I ate two hot dogs the other day. And now I’m going to talk about my feelings about junk food.

The circumstances were these: an early meeting at the Times, “breakfast” of a banana (and lucky to have that), and a morning of activities controlled by others.

Then there was a drive to the Jersey Shore. Just shy of noon, we stopped at a Garden State Parkway rest area of the new style: a “choice” of bad fast-food joints rather than just one. I begged my colleagues for some time to have a bite to eat. (It was a day that would include no lunch break.)

The choices were: prewrapped sandwiches, like smoked turkey with provolone on “whole grain” bread (it wasn’t); Burger King; Sbarro; TCBY; Quizno’s; Starbucks; Nathan’s. I was on the phone with a friend who largely shares my weaknesses and prejudices. I did not want a prewrapped sandwich, especially one that looked so dry and unappetizing. My first inclination was Burger King; he pronounced it “poison.”

O.K., but what wasn’t? Where was the real food? It didn’t exist. I gravitated toward Nathan’s. After all, I grew up going to Coney Island; my mother is from there. Nathan’s may not ever have been the best hot dog in New York, but it was iconic. Probably most important, the hot dog is to me comfort food. And it had been a long time.

It’s not even that I was disappointed, though I can’t resist noting that the bun was cold and stale; this wasn’t supposed to be a remarkable eating experience. It’s that, predictably, I felt lousy afterward, as many people say they do after eating fast food.

Yet we continue to. Why do so many of us have trouble learning this lesson? Let’s for the moment ignore the research that seems to indicate that the word “addiction” may not be too strong to describe our relationship with junk food. Let’s also ignore the information in the books by David Kessler (The End of Overeating) and my Times colleague Michael Moss (Salt Sugar Fat) that describes the junk food producers’ efforts to offer precisely the stuff we’ll find physically and psychologically irresistible.

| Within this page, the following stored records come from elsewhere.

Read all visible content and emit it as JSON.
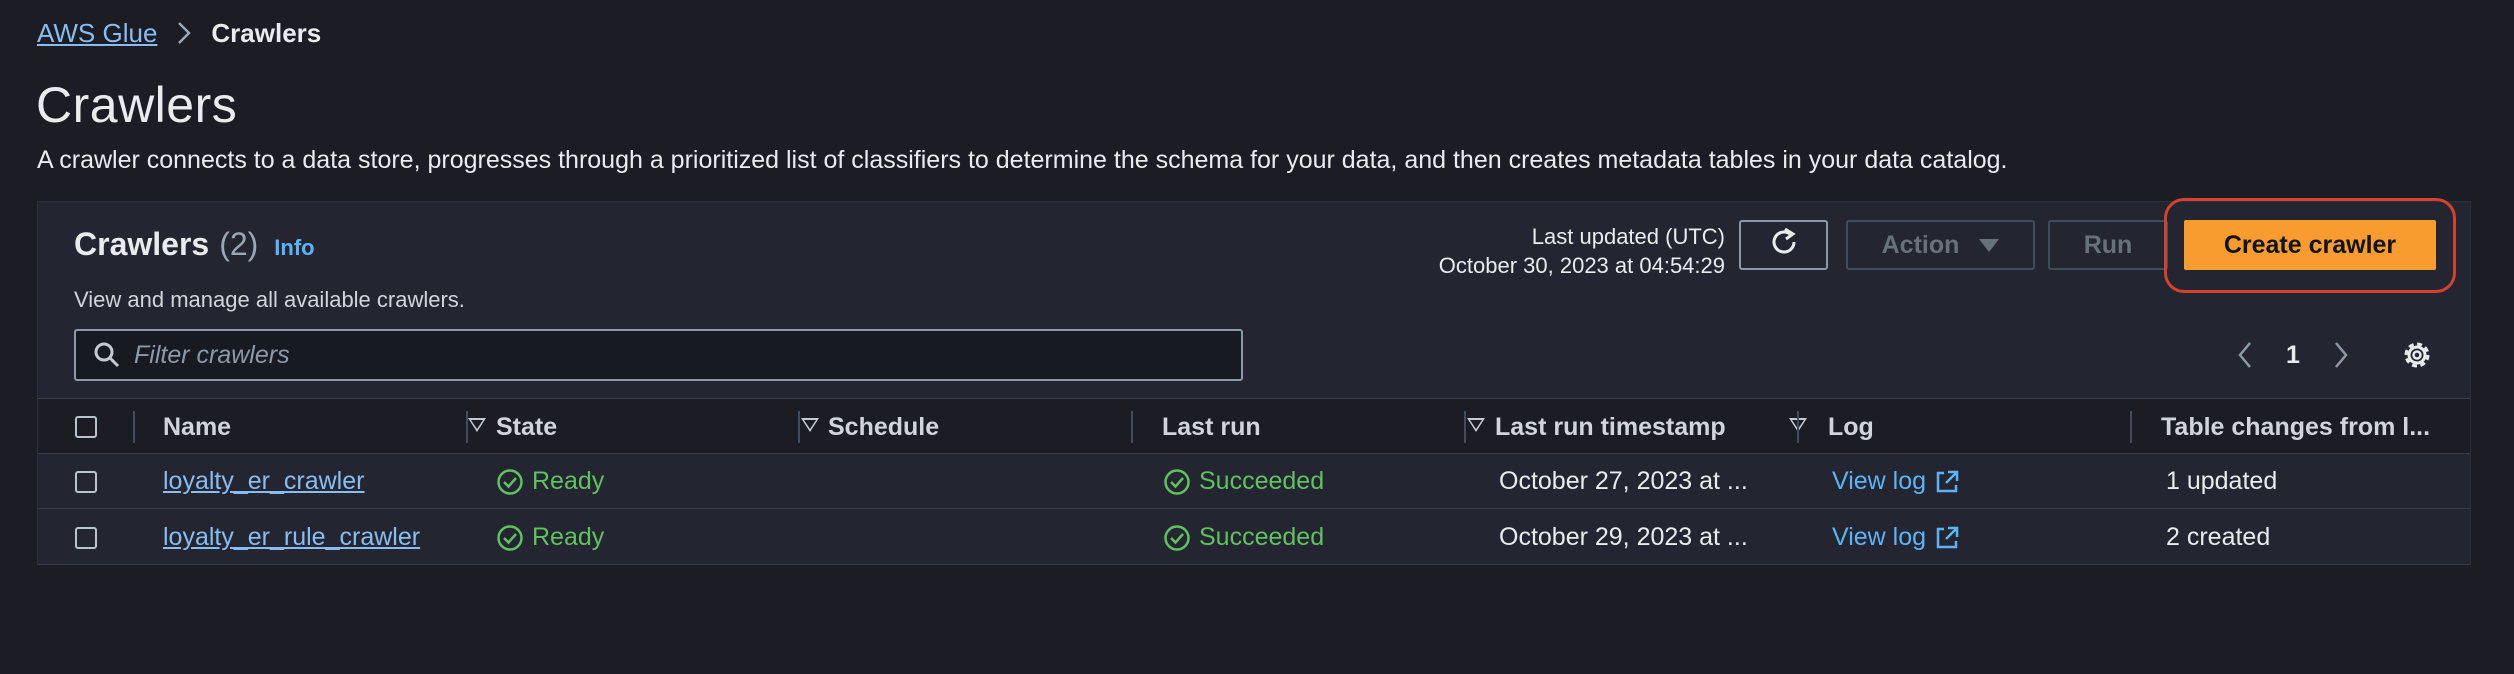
{
  "breadcrumb": {
    "root": "AWS Glue",
    "current": "Crawlers"
  },
  "page": {
    "title": "Crawlers",
    "description": "A crawler connects to a data store, progresses through a prioritized list of classifiers to determine the schema for your data, and then creates metadata tables in your data catalog."
  },
  "panel": {
    "title": "Crawlers",
    "count": "(2)",
    "info": "Info",
    "subtitle": "View and manage all available crawlers.",
    "last_updated_label": "Last updated (UTC)",
    "last_updated_value": "October 30, 2023 at 04:54:29",
    "action_label": "Action",
    "run_label": "Run",
    "create_label": "Create crawler",
    "search_placeholder": "Filter crawlers",
    "page_number": "1"
  },
  "table": {
    "headers": {
      "name": "Name",
      "state": "State",
      "schedule": "Schedule",
      "last_run": "Last run",
      "last_run_timestamp": "Last run timestamp",
      "log": "Log",
      "table_changes": "Table changes from l..."
    },
    "rows": [
      {
        "name": "loyalty_er_crawler",
        "state": "Ready",
        "schedule": "",
        "last_run": "Succeeded",
        "timestamp": "October 27, 2023 at ...",
        "log": "View log",
        "changes": "1 updated"
      },
      {
        "name": "loyalty_er_rule_crawler",
        "state": "Ready",
        "schedule": "",
        "last_run": "Succeeded",
        "timestamp": "October 29, 2023 at ...",
        "log": "View log",
        "changes": "2 created"
      }
    ]
  },
  "colors": {
    "accent": "#f89c2f",
    "link": "#89bdf0",
    "success": "#5fc160",
    "highlight": "#d4412d"
  }
}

Instead, let’s just examine our feelings: what are our ties to the food that we know is not only evidently bad for us in the long run but also makes us feel queasy almost immediately afterward and doesn’t even taste good?

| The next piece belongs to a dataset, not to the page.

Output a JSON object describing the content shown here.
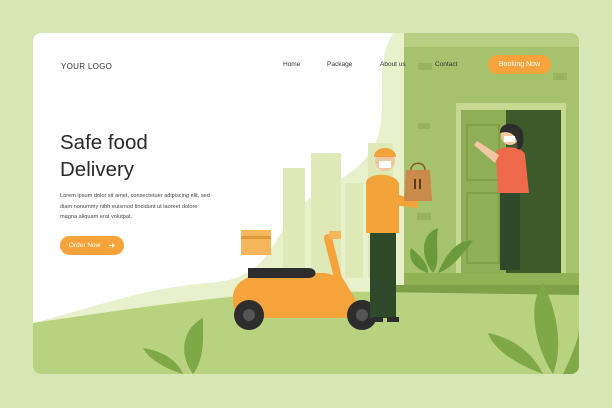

I know the answers for me, and I doubt they’re unusual: it’s about my “relationship” to Nathan’s, to hamburgers, to pizza. It’s about my childhood: at my parents’ house the other day, one of my daughters found a picture of my sister and me at Coney Island, two happy kids who had probably just eaten at Nathan’s and were about to have waffles and ice cream on the boardwalk. It wasn’t unusual to come home from Coney Island sunburned and stomachache-y.

I rarely get sunburned anymore; I’ve learned that lesson. On the other hand, I don’t really remember the sunburns. Or even the stomachaches.

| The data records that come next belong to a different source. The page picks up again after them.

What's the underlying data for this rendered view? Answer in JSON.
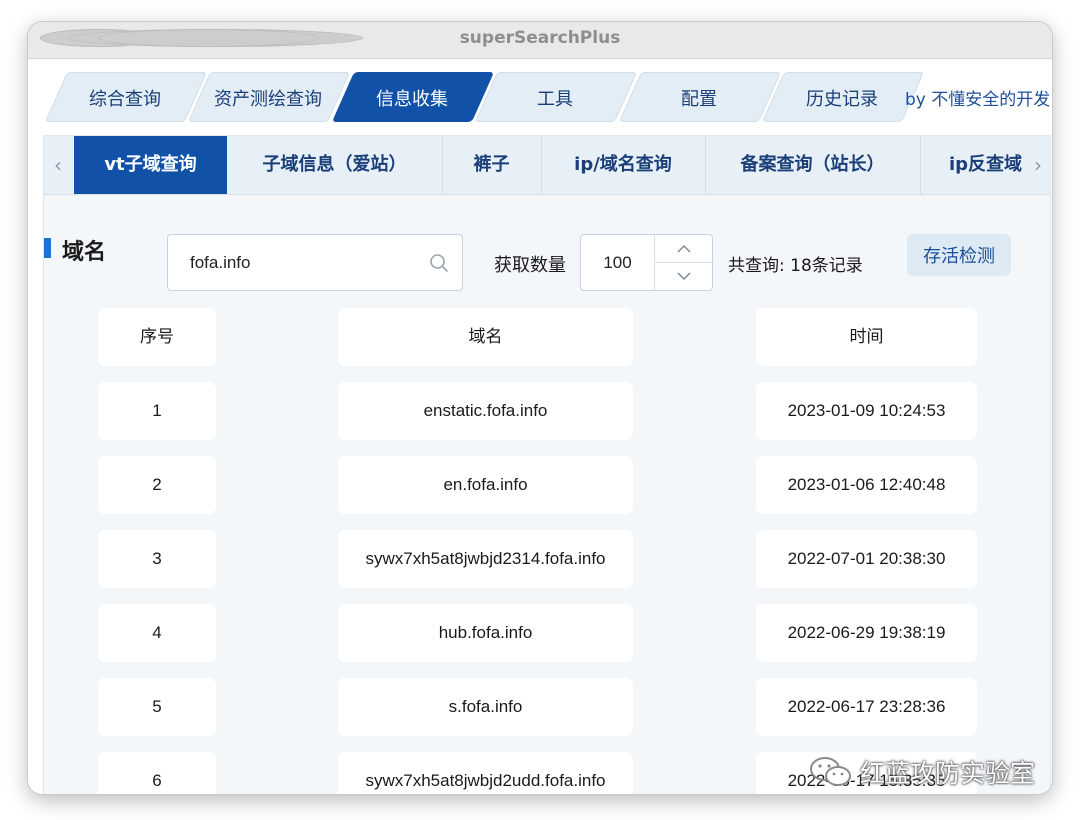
{
  "window": {
    "title": "superSearchPlus"
  },
  "top_tabs": [
    {
      "label": "综合查询",
      "active": false
    },
    {
      "label": "资产测绘查询",
      "active": false
    },
    {
      "label": "信息收集",
      "active": true
    },
    {
      "label": "工具",
      "active": false
    },
    {
      "label": "配置",
      "active": false
    },
    {
      "label": "历史记录",
      "active": false
    }
  ],
  "byline": "by 不懂安全的开发",
  "sub_tabs": [
    {
      "label": "vt子域查询",
      "active": true
    },
    {
      "label": "子域信息（爱站）",
      "active": false
    },
    {
      "label": "裤子",
      "active": false
    },
    {
      "label": "ip/域名查询",
      "active": false
    },
    {
      "label": "备案查询（站长）",
      "active": false
    },
    {
      "label": "ip反查域",
      "active": false
    }
  ],
  "search": {
    "section_title": "域名",
    "value": "fofa.info",
    "count_label": "获取数量",
    "count_value": "100",
    "total_text": "共查询: 18条记录",
    "alive_button": "存活检测"
  },
  "table": {
    "headers": [
      "序号",
      "域名",
      "时间"
    ],
    "rows": [
      [
        "1",
        "enstatic.fofa.info",
        "2023-01-09 10:24:53"
      ],
      [
        "2",
        "en.fofa.info",
        "2023-01-06 12:40:48"
      ],
      [
        "3",
        "sywx7xh5at8jwbjd2314.fofa.info",
        "2022-07-01 20:38:30"
      ],
      [
        "4",
        "hub.fofa.info",
        "2022-06-29 19:38:19"
      ],
      [
        "5",
        "s.fofa.info",
        "2022-06-17 23:28:36"
      ],
      [
        "6",
        "sywx7xh5at8jwbjd2udd.fofa.info",
        "2022-06-17 15:35:35"
      ]
    ]
  },
  "watermark": "红蓝攻防实验室"
}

I remember the hot dogs. Without trying to recreate anything, I can feel that I have an attachment to those foods of my childhood that I don’t have even for the most luxurious foods I’ve learned to love since then. I feel—and David Kessler talks eloquently about this in his book—that every time I see a hot dog it’s at least a minor struggle not to eat it. Walking through an airport, I think, must be like being on the 12-step program at a series of weddings with open bars.

You probably know what I’m talking about, though your own weaknesses might be different. Perhaps every human who’s ever lived has felt the same way about the foods of their childhood; but very few people, relatively speaking, have grown up in the junk-food-laden America that was born in the second half of the 20th century and shows little sign of dying.

We can conquer some of these compulsions: my sweet tooth is pretty much gone, and I expect that’s because I finally recognized that mass-produced sugary stuff just doesn’t taste very good. I’ve made that same recognition with some of the modern adaptations of the food I grew up loving: the smell of most French fries, for example—cooked in whatever chemically extracted, malodorous oil they’re relying on nowadays—turns my stomach.

Smelling the stuff before you eat it helps; thinking about the stuff before you eat it helps, too—but these steps may not be enough to counter your mind’s memories, sensations, and yearnings.

I know that I need to forget the Platonic ideal of the hot dog that’s lodged in my mind and concentrate on everything I know that’s wrong with the current iteration of it: the chemicals, tortured animals, artificial flavors, unnamed ingredients, miserable execution.

But I also know that understanding and willpower aren’t enough. I’m well aware that we’re light-years away from a rest area without any junk food. It might be nice, however, if there were one offering a vegetable wrap or a big fat falafel sandwich with real vegetables. Would you not think there’s a market for that?